The way forward for India isn’t to agonise over whether it can publicly condemn both illegalities with perfect symmetry while maintaining strategic autonomy. That’s academic play acting. The practical path is hard-nosed, interest-driven negotiation with the parties who actually control the guns and the ships: Washington, Tehran, and whoever else can influence the corridor. Quiet diplomacy, backchannel deals, side payments, security guarantees, whatever works to keep Indian tankers moving and seafarers safe. Modi already did some of this with a direct call to Iran's President Masoud Pezeshkian. That pragmatic approach got ships through for six weeks. Doubling down on legal sermons in seminars or op-eds is counterproductive when the “boarding officers and strike cell commanders” will decide outcomes with radar, missiles, and rules of engagement, not citations from the San Remo Manual.

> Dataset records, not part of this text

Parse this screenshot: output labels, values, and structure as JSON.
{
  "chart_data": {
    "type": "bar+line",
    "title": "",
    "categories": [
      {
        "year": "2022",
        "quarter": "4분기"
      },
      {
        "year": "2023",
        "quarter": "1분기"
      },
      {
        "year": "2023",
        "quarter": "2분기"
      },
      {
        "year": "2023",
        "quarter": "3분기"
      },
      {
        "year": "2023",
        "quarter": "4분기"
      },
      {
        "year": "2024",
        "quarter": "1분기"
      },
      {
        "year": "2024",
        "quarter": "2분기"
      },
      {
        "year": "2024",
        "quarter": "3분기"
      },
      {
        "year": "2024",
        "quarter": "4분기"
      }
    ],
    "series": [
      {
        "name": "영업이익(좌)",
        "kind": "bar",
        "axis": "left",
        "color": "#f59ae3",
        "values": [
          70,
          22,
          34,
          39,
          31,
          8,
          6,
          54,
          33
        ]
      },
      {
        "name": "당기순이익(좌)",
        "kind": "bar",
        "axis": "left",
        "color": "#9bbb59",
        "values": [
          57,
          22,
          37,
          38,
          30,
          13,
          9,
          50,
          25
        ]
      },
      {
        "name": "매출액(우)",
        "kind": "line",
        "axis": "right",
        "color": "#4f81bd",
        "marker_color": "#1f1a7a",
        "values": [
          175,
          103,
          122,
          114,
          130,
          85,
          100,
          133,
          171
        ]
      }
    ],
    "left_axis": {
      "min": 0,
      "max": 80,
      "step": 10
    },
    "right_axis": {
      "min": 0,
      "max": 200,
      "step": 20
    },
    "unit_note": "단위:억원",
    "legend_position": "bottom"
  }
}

India’s exposure is real. Pretending the solution lies in superior legal analysis or consistent invocation of customary law is a fantasy. Our experts are essentially telling a nation facing an immediate energy and maritime security crisis to prioritise doctrinal purity over survival. In a world where great powers are once again treating chokepoints as arenas of raw power, India’s priority must be protecting its citizens, its economy, and its energy lifelines through whatever mix of diplomacy, deterrence, and deal-making actually works on the water—not through elegant dissections of multiple failures in blockade law.
In Hormuz today, legal rights are worth approximately as much as the paper they are printed on. What matters is who can enforce their will, who can protect neutral shipping in practice, and who India can cut workable deals with before its reserves run dry and its tankers become targets. The rest is seminar fodder.
(The opinions expressed in this article are those of the author and do not purport to reflect the opinions or views of THE WEEK.)